Swiss franc’s sudden appreciation puts Romanian lawmakers on alert

Bucharest, January 20, 2015/ Independent Balkan News Agency

By Daniel Stroe

The budget-finance committee of the Romanian Parliament’s lower house will tomorrow discuss measures to diminish the impact of the Swiss franc’s surprise appreciation on loans in this currency taken by about 70,000 Romanians.

Valeriu Zgonea, the speaker of the Chamber of Deputies, has today announced he has approved a request coming from the committee to discuss “the problem which has arisen in Romania concerning Swiss francs loans taken by individuals”.

The meeting tomorrow will be attended by representatives of Romania’s National Bank, the Romanian Banks Association and the National Association for the Consumers’ Protection and other associations, the head of the committee explained.
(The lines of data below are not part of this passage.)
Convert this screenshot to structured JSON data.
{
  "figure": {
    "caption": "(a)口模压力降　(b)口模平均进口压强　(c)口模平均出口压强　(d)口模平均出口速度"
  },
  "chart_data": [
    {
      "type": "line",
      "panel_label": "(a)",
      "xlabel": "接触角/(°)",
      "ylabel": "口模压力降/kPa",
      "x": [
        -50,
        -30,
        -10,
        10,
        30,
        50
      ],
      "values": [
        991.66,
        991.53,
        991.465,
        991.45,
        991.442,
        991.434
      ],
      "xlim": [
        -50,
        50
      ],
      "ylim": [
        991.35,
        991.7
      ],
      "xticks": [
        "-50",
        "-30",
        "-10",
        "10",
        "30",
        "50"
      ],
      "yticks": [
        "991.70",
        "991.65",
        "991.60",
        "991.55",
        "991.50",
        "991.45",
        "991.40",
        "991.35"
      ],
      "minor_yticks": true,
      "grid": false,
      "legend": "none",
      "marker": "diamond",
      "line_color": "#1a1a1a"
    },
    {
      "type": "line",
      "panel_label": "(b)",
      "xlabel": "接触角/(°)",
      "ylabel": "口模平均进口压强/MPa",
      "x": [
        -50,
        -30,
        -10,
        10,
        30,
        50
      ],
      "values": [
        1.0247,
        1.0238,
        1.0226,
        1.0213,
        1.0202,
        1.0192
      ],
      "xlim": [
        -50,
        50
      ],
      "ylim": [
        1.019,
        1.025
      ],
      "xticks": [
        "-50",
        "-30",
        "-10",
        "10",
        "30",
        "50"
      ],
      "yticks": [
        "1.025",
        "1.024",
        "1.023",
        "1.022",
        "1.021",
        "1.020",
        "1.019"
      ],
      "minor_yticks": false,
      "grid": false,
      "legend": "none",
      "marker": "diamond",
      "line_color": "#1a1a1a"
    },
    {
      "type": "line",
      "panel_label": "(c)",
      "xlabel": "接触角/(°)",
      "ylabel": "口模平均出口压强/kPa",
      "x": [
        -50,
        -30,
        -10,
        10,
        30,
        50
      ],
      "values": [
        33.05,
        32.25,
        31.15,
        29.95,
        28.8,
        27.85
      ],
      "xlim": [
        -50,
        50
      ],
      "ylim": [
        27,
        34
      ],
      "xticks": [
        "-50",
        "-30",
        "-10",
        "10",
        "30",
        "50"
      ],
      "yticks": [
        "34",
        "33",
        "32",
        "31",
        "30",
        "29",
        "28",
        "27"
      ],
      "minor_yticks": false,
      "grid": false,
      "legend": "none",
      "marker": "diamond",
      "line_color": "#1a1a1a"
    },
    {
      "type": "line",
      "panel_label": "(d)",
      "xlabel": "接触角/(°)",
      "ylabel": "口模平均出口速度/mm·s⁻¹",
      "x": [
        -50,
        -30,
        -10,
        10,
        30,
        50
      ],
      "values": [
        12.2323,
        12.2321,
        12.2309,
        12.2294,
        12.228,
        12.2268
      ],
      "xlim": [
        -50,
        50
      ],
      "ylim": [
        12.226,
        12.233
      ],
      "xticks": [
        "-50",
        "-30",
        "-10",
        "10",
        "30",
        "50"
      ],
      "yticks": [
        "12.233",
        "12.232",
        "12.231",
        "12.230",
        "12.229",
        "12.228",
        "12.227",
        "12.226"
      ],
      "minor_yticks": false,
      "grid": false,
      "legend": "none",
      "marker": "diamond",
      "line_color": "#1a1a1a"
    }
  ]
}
As the debate on the Swiss franc’s sudden appreciation flares up, the liberals (President Klaus Iohannis’s party) has today called for an emergency meeting of the Romanian Parliament to pass a draft law on personal bankruptcy. The bill was submitted by a number of 151 lawmakers, most of them belonging to the social-democrat party (PM Victor Ponta’s party).

The draft law, which was tacitly approved by the Romanian Senate, says debtors can ask themselves for insolvency under certain circumstances, but such a request can also be submitted by creditors. The text suspends all the foreclosures and forbids a bank to apply penalties to a faulty client. But the bill further says a person who is declared insolvent has to report all the expenses to a judiciary administrator who can veto transactions and the manner the income of the debtor is spent.

As the debate continues, state news wire Agerpres discloses, citing official sources, that the National Bank and the Ministry of Finances last week considered several options to help Romanians who got bank loans in Swiss francs. Among them are amending an emergency decree on restructuring loans by expanding the income limit from 2,200 to 2,500 lei (for those who can ask for such a restructuring and the installment reduction percentage from 35 to 50 %. The measures were discussed after PM Ponta instructed the Finance minister Darius Valcov to consider options amid the Swiss francs crisis.

About 75,400 Romanians got bank loans in Swiss francs, 90 per cent of these credits having been given by only six banks. Reacting to the debate, an adviser to the National Bank’s governor Mugur Isarescu said the Swiss franc’s sudden appreciation has a little impact on the Romanian interbank market since only 4.5 % of the loans are in Swiss francs and only 3.8 % of these are taken by individuals.